居然是黑色的。DIO拧起的眉头几乎要打结。要不是心里隐隐有着血脉的呼唤,他真要怀疑眼前这个男孩的血统。

“他的力量不太稳定,维持人形对他来说有些困难,请您见谅。”达比解释道,语气里难掩无奈,“他在路上已经失控好多次了。”

“力量弱到这种地步吗?”DIO轻轻咋了下舌。

还好,至少这个孩子还会开口说话,不像是痴呆的样子。
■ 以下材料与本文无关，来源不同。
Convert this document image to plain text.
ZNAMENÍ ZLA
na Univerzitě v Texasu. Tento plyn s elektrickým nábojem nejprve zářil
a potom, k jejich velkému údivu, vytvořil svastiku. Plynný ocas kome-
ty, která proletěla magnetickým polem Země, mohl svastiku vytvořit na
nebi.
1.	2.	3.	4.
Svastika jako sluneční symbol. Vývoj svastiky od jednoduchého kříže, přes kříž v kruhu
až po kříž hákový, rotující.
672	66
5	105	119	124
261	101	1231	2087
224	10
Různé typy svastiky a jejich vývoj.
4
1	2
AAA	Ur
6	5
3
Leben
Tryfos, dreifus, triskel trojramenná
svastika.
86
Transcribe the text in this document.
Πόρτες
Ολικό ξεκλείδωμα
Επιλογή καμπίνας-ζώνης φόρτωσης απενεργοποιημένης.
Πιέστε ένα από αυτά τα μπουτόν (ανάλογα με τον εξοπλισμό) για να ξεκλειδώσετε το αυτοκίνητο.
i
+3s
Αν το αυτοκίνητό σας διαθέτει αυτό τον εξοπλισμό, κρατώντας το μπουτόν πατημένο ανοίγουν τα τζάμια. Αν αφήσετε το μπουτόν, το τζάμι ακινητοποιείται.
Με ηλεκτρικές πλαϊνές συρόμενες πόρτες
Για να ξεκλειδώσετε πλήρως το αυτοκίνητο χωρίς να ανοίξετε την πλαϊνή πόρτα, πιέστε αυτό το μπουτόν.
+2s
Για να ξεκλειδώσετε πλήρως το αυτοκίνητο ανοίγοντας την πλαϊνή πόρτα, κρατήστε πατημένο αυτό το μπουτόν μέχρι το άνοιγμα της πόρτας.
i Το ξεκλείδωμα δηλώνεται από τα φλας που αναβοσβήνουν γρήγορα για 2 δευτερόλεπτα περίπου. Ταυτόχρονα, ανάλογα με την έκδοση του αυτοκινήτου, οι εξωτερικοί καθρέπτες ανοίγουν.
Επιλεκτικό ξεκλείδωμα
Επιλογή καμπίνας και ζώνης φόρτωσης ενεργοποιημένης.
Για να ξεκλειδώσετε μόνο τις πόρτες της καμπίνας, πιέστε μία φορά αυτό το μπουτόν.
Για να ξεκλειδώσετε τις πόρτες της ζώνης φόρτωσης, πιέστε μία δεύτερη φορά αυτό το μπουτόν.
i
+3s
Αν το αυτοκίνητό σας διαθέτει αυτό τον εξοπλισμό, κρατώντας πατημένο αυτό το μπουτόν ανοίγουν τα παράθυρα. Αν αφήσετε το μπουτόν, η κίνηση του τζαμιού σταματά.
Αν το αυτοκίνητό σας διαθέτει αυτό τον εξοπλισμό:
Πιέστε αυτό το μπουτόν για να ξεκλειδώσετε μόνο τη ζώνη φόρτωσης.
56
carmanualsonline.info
他耐着性子低下头,冲着小黑龙又一次询问他的名字。

“他叫汐华初流乃。是他母亲为他取的。”瓦尼拉在一旁替男孩回答,“这他变成龙就不会说话了。”

黑色的小龙深深低下头,几乎要将脸埋到地上,似是感知到名为羞耻的情绪。

DIO闭了闭双目,稳住剧烈波动的情绪。
达比见DIO起伏的胸膛像要炸开似的,连忙出来打圆场:“如您所见,这个孩子有些特殊。没有龙能照顾他,恩雅也说他需要回到父亲身边,我想让他和您待在一块,您一定会让他茁壮成长的。”他边说边朝瓦尼拉使眼色,希望他也能帮忙说服DIO将初流乃留下,然而瓦尼拉只顾盯着DIO看,没能接收到他的暗示。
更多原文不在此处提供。